George Woodworth

Biographical details
- Born: March 23, 1938 Morenci, Arizona, U.S.
- Died: March 19, 2022 (aged 83)

Playing career
- 1958–1960: Dartmouth

Coaching career (HC unless noted)
- 1964–1971: Worcester Academy
- 1971–1980: Brown

Administrative career (AD unless noted)
- 1966–1969: Worcester Academy (asst. AD)
- 1969–1971: Worcester Academy
- 1971–1983: Brown (asst. to the AD)

Head coaching record
- Overall: 108–177–2 (.380)

= George Woodworth =

American baseball coach (1938–2022)

George Nelson "Woody" Woodworth (March 23, 1938 – March 19, 2022) was an American baseball coach who was the head coach at Brown University from 1972 to 1980.

==Early life==
Woodworth was born March 23, 1938 in Morenci, Arizona to Carl and Barbara (Seagrave) Woodworth.

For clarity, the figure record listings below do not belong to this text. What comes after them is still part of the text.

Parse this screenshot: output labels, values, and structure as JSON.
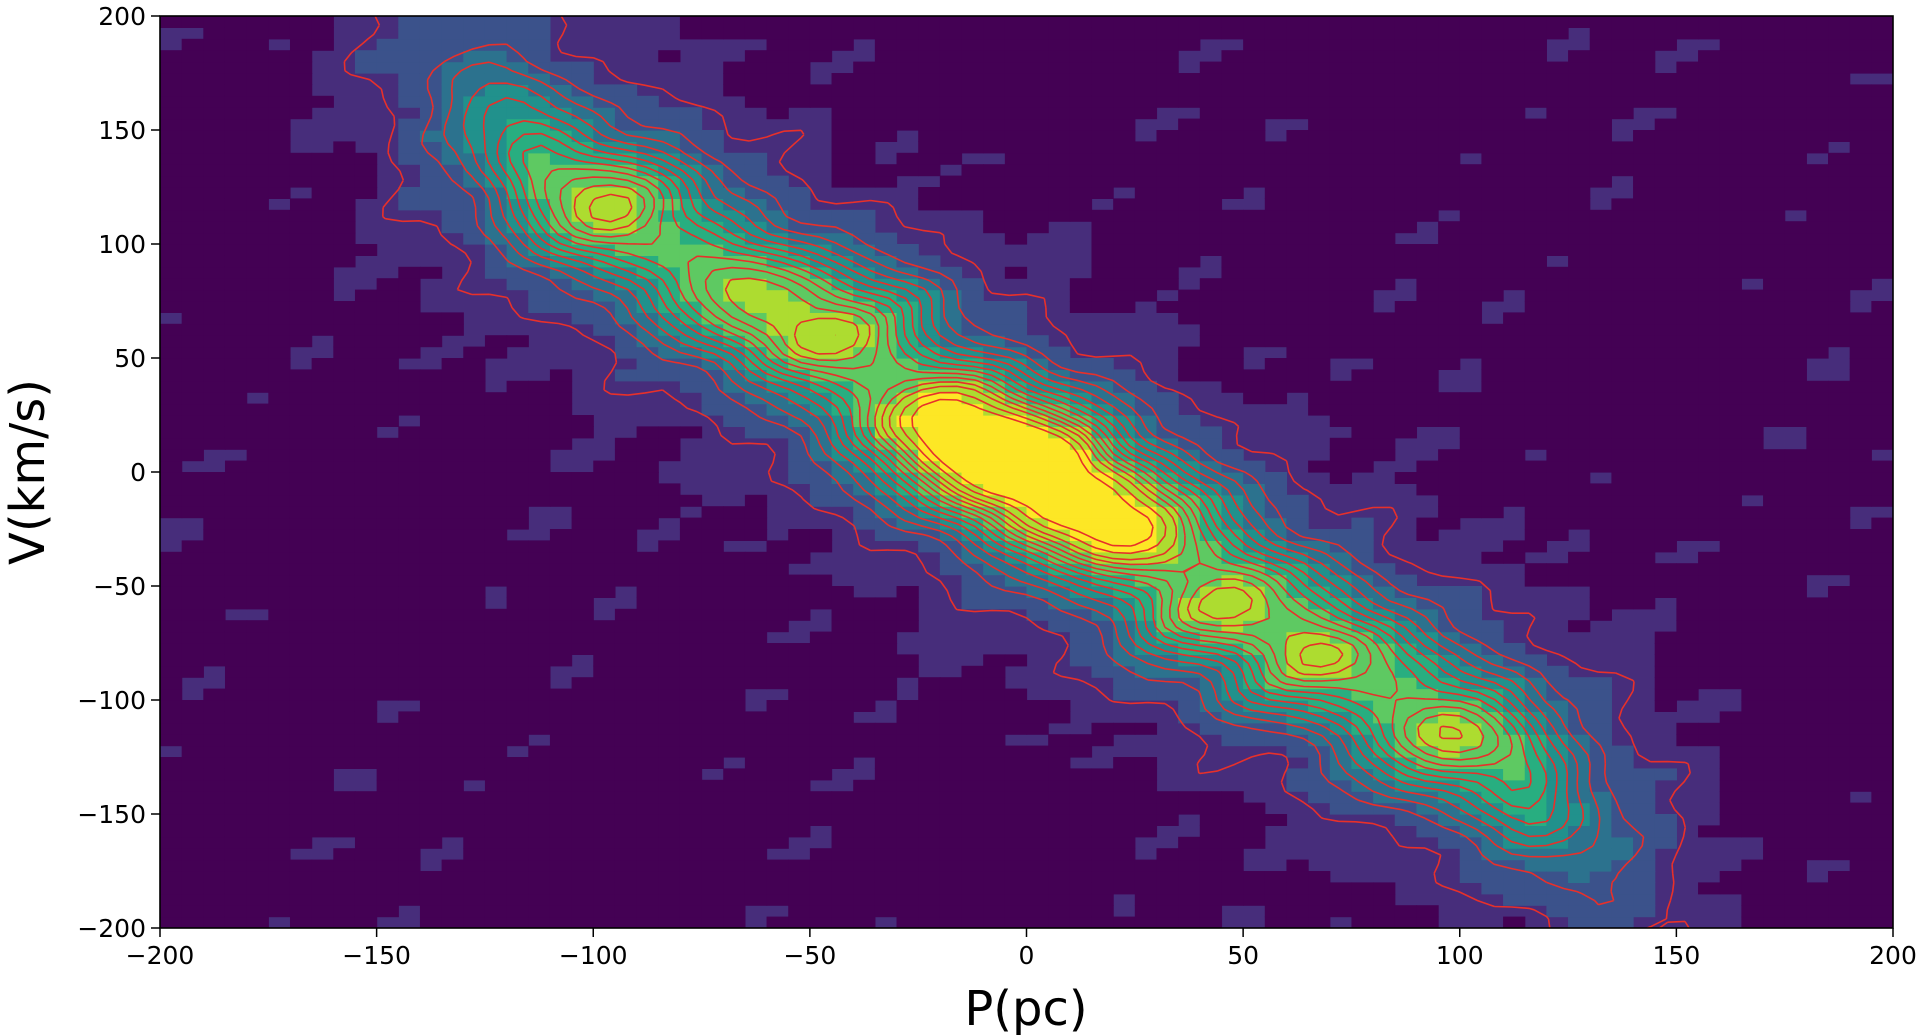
{
  "chart_data": {
    "type": "heatmap",
    "subtype": "filled-contour-with-line-contour-overlay",
    "title": "",
    "xlabel": "P(pc)",
    "ylabel": "V(km/s)",
    "xlim": [
      -200,
      200
    ],
    "ylim": [
      -200,
      200
    ],
    "x_ticks": [
      -200,
      -150,
      -100,
      -50,
      0,
      50,
      100,
      150,
      200
    ],
    "x_tick_labels": [
      "−200",
      "−150",
      "−100",
      "−50",
      "0",
      "50",
      "100",
      "150",
      "200"
    ],
    "y_ticks": [
      -200,
      -150,
      -100,
      -50,
      0,
      50,
      100,
      150,
      200
    ],
    "y_tick_labels": [
      "−200",
      "−150",
      "−100",
      "−50",
      "0",
      "50",
      "100",
      "150",
      "200"
    ],
    "grid": false,
    "legend": "none",
    "colormap": "viridis",
    "background_color": "#472d7b",
    "filled_levels": [
      {
        "level": 0,
        "color": "#440154"
      },
      {
        "level": 1,
        "color": "#472d7b"
      },
      {
        "level": 2,
        "color": "#3b528b"
      },
      {
        "level": 3,
        "color": "#2c728e"
      },
      {
        "level": 4,
        "color": "#21918c"
      },
      {
        "level": 5,
        "color": "#28ae80"
      },
      {
        "level": 6,
        "color": "#5ec962"
      },
      {
        "level": 7,
        "color": "#addc30"
      },
      {
        "level": 8,
        "color": "#fde725"
      }
    ],
    "ridge": {
      "description": "linear anti-correlated band",
      "slope_kms_per_pc": -1.17,
      "intercept_kms": 2,
      "x_range": [
        -130,
        130
      ]
    },
    "peaks": [
      {
        "x": -95,
        "y": 118,
        "amp": 0.45
      },
      {
        "x": -60,
        "y": 80,
        "amp": 0.4
      },
      {
        "x": -40,
        "y": 65,
        "amp": 0.55
      },
      {
        "x": -22,
        "y": 25,
        "amp": 0.7
      },
      {
        "x": -10,
        "y": 12,
        "amp": 0.8
      },
      {
        "x": 0,
        "y": 2,
        "amp": 1.0
      },
      {
        "x": 12,
        "y": -15,
        "amp": 0.8
      },
      {
        "x": 25,
        "y": -28,
        "amp": 0.65
      },
      {
        "x": 42,
        "y": -63,
        "amp": 0.55
      },
      {
        "x": 65,
        "y": -85,
        "amp": 0.45
      },
      {
        "x": 95,
        "y": -118,
        "amp": 0.4
      }
    ],
    "contour_lines": {
      "color": "#e8302a",
      "levels": [
        0.06,
        0.14,
        0.2,
        0.26,
        0.32,
        0.38,
        0.44,
        0.5,
        0.56,
        0.62,
        0.68,
        0.74,
        0.82,
        0.9
      ]
    }
  }
}
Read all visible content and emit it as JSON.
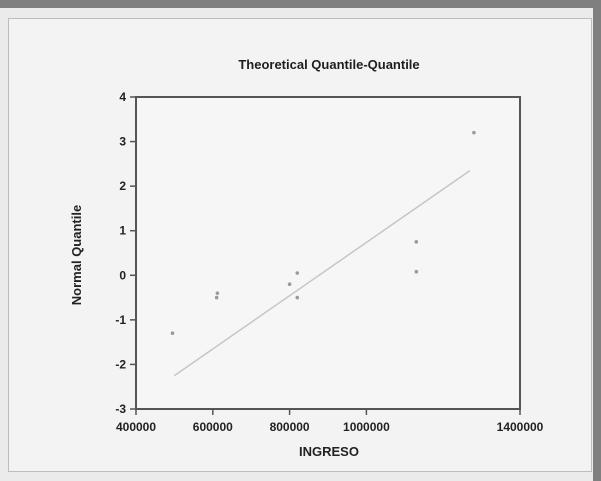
{
  "chart_data": {
    "type": "scatter",
    "title": "Theoretical Quantile-Quantile",
    "xlabel": "INGRESO",
    "ylabel": "Normal Quantile",
    "xlim": [
      400000,
      1400000
    ],
    "ylim": [
      -3,
      4
    ],
    "xticks": [
      400000,
      600000,
      800000,
      1000000,
      1400000
    ],
    "xtick_labels": [
      "400000",
      "600000",
      "800000",
      "1000000",
      "1400000"
    ],
    "yticks": [
      -3,
      -2,
      -1,
      0,
      1,
      2,
      3,
      4
    ],
    "ytick_labels": [
      "-3",
      "-2",
      "-1",
      "0",
      "1",
      "2",
      "3",
      "4"
    ],
    "points": [
      {
        "x": 495000,
        "y": -1.3
      },
      {
        "x": 610000,
        "y": -0.5
      },
      {
        "x": 612000,
        "y": -0.4
      },
      {
        "x": 800000,
        "y": -0.2
      },
      {
        "x": 820000,
        "y": 0.05
      },
      {
        "x": 820000,
        "y": -0.5
      },
      {
        "x": 1130000,
        "y": 0.08
      },
      {
        "x": 1130000,
        "y": 0.75
      },
      {
        "x": 1280000,
        "y": 3.2
      }
    ],
    "reference_line": {
      "x": [
        500000,
        1270000
      ],
      "y": [
        -2.25,
        2.35
      ]
    },
    "grid": false,
    "colors": {
      "points": "#9a9a9a",
      "line": "#c6c6c6",
      "axes": "#555555"
    }
  }
}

He grew up in New London, Connecticut and was co-captain of New London High School's football and baseball teams during his senior year. He played catcher for the Dartmouth baseball team and was captain during the 1960 season. From 1960 to 1963, he served in the United States Marine Corps.

==Coaching==
In 1963, Woodworth became a teacher and baseball coach at Worcester Academy. He became the assistant athletic director in 1966 and succeeded Dee Rowe as athletic director when he became head coach of the UConn Huskies men's basketball team in 1969.

In August 1971, Woodworth was appointed head coach of the Brown Bears baseball team and director of intramural sports. He was the first coach hired by athletic director Andy Geiger. Woodworth coached 1974 Major League Baseball draft first overall pick Bill Almon, who had been recruited by his predecessor, Bill Livesey. Almon described Woodworth as the "perfect fit for me". "He gave me a lot of leeway to do things within the game that I felt comfortable doing and challenged me a lot and made me very comfortable." Woodworth resigned after the 1980 season. He was unhappy with his tenure, stating that he had "neither accomplished what I attended or what I should have". He had an overall record of 108–177–2.

==Later life==
After he left coaching, Woodworth remained at Brown as an assistant to the athletic director. In 1983, he joined the McCall Foundation, where he worked in addiction treatment and prevention programs. From 1990 to 2000, he worked for Drugs Donʼt Work, a public-private partnership that provided educational materials to schools in Connecticut. He then worked as an independent consultant in the field of substance abuse and prevention. He died on March 19, 2022.